Fig. 5: Functionalization, synthesis and derivatization of natural products.
figure 5

a, A series of abundantly available terpenoids serve as competent coupling partners in this dual catalytic protocol, affording complex arylated scaffolds in good yields. Major and minor isomers are denoted. b, (±)-N-Boc-epibatidine was synthesized in two steps from commercially available materials, and subsequently a small library of analogous compounds was constructed. a>20:1 r.r., >20:1 d.r.; bcyclopropane carbonyl chloride used as electrophilic coupling partner.

Finally, we demonstrated the application of this C–H arylation protocol towards the rapid generation of complex pharmaceutically relevant molecules. Our target was the natural product epibatidine, a potent non-opioid analgesic.
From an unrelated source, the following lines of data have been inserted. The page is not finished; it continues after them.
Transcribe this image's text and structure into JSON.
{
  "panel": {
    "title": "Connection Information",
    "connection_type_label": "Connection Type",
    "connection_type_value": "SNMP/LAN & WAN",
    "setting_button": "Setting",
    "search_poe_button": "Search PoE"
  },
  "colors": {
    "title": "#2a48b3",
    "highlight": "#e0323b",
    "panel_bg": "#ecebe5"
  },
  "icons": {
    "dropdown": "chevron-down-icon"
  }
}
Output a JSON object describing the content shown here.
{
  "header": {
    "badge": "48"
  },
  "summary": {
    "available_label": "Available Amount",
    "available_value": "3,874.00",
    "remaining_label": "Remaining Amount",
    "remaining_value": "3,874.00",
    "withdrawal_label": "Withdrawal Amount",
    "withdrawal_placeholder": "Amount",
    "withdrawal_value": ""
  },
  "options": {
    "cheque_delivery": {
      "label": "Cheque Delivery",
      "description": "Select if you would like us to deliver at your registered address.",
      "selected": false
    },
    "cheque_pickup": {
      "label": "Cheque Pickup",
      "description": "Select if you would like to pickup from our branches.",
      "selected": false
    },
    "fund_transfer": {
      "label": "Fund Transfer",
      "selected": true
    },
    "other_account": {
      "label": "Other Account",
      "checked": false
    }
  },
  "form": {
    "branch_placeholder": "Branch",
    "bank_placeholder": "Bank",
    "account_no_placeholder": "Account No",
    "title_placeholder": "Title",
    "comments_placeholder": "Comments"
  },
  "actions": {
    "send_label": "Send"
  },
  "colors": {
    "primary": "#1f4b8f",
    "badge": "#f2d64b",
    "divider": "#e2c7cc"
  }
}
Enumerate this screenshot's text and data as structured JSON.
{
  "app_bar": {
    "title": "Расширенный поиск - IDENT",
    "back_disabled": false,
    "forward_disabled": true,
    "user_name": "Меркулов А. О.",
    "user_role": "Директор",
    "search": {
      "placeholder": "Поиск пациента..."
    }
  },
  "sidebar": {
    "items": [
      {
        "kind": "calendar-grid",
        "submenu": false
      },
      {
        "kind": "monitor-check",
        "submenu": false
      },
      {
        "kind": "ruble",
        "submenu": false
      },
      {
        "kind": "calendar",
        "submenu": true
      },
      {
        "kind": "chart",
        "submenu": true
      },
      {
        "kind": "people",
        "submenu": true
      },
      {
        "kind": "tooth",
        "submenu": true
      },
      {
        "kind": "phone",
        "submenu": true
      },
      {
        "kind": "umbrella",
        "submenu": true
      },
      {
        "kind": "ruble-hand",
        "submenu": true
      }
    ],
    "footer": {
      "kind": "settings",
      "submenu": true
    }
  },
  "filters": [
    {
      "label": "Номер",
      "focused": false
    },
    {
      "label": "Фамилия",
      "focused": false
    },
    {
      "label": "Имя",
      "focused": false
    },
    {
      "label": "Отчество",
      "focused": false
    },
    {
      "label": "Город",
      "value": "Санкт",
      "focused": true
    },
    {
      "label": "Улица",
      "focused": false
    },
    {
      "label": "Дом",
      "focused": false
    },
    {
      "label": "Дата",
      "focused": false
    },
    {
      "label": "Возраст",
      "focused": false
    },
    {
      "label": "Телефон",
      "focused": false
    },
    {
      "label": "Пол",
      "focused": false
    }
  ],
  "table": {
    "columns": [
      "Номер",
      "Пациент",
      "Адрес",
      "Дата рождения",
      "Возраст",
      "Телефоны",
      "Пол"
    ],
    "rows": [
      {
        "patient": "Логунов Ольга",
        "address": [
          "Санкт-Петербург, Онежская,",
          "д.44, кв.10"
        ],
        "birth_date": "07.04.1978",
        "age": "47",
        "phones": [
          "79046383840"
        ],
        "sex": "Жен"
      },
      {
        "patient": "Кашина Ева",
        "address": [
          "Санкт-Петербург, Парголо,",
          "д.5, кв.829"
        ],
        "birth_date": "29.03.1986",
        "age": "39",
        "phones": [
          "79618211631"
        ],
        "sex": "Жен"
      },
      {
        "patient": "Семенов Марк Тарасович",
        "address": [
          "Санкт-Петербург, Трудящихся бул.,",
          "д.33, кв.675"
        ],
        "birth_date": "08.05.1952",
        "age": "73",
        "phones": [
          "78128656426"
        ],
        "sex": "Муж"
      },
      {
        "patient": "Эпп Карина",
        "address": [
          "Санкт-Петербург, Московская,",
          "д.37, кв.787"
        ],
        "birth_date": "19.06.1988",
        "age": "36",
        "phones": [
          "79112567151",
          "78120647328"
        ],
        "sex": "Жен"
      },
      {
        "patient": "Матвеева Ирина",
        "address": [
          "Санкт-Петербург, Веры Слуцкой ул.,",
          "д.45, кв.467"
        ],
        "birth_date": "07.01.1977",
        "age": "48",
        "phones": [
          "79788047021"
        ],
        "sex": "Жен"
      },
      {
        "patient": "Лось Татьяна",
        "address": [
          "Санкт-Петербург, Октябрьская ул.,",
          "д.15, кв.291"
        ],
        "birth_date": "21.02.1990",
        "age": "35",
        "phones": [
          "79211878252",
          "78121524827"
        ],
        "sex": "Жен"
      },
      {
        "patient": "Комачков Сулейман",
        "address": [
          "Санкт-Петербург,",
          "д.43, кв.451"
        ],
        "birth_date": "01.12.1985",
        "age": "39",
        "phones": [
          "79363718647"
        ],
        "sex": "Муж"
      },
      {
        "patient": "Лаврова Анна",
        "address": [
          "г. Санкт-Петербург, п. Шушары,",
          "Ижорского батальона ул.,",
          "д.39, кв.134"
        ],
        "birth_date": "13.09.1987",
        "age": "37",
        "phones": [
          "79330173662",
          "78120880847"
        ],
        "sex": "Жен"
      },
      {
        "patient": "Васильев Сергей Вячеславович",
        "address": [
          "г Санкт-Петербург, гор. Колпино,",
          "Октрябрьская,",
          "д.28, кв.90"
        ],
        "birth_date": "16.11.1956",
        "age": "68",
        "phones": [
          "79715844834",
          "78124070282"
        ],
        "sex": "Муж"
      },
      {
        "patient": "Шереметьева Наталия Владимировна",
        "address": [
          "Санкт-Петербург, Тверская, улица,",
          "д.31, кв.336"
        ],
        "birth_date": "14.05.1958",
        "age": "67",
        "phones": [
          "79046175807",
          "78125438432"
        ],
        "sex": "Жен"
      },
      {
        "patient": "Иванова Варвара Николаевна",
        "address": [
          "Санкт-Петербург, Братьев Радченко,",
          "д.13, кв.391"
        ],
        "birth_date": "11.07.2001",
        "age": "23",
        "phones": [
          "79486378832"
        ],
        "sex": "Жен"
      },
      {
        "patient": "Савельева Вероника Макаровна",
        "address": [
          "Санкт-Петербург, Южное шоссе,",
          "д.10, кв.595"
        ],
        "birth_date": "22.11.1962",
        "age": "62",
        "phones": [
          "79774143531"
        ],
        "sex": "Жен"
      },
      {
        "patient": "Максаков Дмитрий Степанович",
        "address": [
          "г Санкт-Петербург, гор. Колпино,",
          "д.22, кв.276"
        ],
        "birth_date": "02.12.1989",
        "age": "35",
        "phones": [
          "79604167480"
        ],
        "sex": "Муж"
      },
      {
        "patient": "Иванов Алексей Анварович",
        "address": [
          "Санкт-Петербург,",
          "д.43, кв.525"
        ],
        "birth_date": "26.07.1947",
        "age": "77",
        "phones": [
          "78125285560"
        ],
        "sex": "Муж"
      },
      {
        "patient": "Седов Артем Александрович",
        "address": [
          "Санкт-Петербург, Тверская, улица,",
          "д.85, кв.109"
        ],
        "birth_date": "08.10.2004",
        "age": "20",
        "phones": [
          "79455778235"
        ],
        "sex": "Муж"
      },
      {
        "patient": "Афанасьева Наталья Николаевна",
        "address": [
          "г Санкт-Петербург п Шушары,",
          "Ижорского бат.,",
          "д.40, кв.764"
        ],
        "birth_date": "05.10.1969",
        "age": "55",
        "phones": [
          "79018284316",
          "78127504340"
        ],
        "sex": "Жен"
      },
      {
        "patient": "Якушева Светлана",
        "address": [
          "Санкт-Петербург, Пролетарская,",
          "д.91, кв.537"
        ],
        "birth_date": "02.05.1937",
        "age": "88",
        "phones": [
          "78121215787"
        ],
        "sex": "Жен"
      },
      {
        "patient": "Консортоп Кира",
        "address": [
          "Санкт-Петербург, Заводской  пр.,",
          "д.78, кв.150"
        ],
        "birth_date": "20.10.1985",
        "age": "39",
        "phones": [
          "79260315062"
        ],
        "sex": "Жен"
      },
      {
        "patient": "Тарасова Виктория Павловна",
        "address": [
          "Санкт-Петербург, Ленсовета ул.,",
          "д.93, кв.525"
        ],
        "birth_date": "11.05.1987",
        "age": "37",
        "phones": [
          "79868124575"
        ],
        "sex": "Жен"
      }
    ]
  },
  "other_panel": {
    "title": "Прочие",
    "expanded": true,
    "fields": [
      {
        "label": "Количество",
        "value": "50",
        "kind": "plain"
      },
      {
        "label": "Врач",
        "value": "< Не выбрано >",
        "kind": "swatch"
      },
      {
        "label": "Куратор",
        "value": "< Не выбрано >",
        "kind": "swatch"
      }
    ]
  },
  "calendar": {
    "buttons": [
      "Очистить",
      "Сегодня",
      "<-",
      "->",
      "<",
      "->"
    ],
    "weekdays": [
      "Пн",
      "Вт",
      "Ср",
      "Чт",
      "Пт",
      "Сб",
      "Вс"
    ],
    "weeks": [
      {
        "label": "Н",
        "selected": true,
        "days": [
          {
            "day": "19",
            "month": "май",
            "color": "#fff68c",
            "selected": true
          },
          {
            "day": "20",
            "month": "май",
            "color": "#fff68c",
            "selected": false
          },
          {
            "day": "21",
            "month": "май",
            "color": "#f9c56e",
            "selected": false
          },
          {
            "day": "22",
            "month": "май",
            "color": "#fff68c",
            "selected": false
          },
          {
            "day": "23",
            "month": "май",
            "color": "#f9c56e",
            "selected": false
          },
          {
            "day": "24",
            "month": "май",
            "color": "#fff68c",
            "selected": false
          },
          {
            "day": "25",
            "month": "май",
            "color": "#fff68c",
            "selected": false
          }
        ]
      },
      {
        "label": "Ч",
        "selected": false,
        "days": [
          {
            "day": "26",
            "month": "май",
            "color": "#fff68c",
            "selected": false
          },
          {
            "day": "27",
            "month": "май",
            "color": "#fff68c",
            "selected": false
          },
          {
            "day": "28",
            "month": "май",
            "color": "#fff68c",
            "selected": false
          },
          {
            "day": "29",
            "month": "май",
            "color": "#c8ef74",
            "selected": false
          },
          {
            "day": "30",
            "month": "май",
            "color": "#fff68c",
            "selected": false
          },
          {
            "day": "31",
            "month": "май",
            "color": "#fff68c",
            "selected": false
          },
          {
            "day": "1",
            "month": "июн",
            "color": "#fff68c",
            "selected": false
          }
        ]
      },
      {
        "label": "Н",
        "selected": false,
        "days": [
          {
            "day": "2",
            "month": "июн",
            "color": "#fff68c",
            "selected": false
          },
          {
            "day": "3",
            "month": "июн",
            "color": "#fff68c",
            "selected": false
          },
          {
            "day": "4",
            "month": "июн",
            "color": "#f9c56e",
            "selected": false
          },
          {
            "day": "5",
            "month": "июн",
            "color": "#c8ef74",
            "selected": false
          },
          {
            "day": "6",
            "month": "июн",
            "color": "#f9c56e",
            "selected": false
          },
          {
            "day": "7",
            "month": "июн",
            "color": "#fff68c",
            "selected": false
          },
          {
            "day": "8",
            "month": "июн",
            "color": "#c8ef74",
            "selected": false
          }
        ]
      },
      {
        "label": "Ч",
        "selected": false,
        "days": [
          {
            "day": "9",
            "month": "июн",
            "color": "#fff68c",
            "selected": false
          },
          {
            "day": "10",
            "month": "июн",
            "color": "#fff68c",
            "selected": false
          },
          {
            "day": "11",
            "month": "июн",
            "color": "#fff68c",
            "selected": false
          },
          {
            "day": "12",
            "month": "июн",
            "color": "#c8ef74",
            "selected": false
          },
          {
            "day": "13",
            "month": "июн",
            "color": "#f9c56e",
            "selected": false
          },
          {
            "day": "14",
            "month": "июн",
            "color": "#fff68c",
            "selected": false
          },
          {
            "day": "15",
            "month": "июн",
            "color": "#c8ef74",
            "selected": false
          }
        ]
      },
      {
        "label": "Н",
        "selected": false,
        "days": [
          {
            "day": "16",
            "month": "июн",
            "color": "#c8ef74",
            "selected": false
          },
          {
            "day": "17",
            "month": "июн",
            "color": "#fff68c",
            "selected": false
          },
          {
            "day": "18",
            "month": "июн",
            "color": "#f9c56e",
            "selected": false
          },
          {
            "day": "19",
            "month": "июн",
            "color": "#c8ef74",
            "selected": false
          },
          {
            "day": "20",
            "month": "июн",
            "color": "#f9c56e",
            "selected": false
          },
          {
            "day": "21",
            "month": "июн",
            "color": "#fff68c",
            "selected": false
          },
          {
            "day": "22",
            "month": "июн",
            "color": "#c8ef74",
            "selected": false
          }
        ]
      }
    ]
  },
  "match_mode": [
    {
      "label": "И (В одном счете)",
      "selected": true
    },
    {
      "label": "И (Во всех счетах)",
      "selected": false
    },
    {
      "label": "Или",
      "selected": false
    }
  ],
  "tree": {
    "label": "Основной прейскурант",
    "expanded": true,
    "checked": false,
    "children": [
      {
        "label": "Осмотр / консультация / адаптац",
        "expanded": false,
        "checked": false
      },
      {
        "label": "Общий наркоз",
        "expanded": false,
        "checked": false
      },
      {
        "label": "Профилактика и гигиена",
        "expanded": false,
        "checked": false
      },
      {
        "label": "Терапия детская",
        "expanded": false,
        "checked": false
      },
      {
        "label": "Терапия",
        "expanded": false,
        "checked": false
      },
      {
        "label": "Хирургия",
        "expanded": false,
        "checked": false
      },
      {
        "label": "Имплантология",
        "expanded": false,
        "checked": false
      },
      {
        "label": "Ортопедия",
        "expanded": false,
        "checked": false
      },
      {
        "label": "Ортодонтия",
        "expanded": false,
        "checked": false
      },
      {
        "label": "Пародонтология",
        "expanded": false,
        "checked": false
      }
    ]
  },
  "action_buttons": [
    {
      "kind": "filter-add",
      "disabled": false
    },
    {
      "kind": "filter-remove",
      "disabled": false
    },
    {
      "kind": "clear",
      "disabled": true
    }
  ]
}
Owing to its high toxicity, epibatidine has seen limited potential as a commercial pharmaceutical31; however, a range of epibatidine analogues have been investigated in a clinical setting32. We first targeted the synthesis of (±)-N-Boc-epibatidine from commercially available 7-azabicyclo[2.2.1]heptane. When N-Boc-protected amine substrate 81 and 2-chloro-5-bromopyridine were subjected to the reaction conditions, we observed an unoptimized 28% yield of protected epibatidine (82a) in two steps from the commercially available unprotected amine (Fig. 5b, see Supplementary Information for experimental details). To our knowledge, this is the shortest formal synthesis of (±)-epibatidine in the multitude of reported procedures to date33. Subsequently, we sought to demonstrate that diversification was possible by variation of both the alkyl fragment and the aryl bromide fragment. A representative sampling of heteroaryl bromides was coupled with bridged bicyclic amines to afford a small set of analogues in synthetically useful yields (82b to 83c, 21%–44% yield). We have developed a robust method for the construction of C(sp3)–C(sp2) bonds from alkane nucleophiles and aryl bromide electrophiles. We believe that these results demonstrate the potential to use unactivated C–H bonds as nucleophiles in transition-metal-catalysed cross-coupling transformations.

Data availability

The data that support the findings of this study are available from the corresponding author upon reasonable request.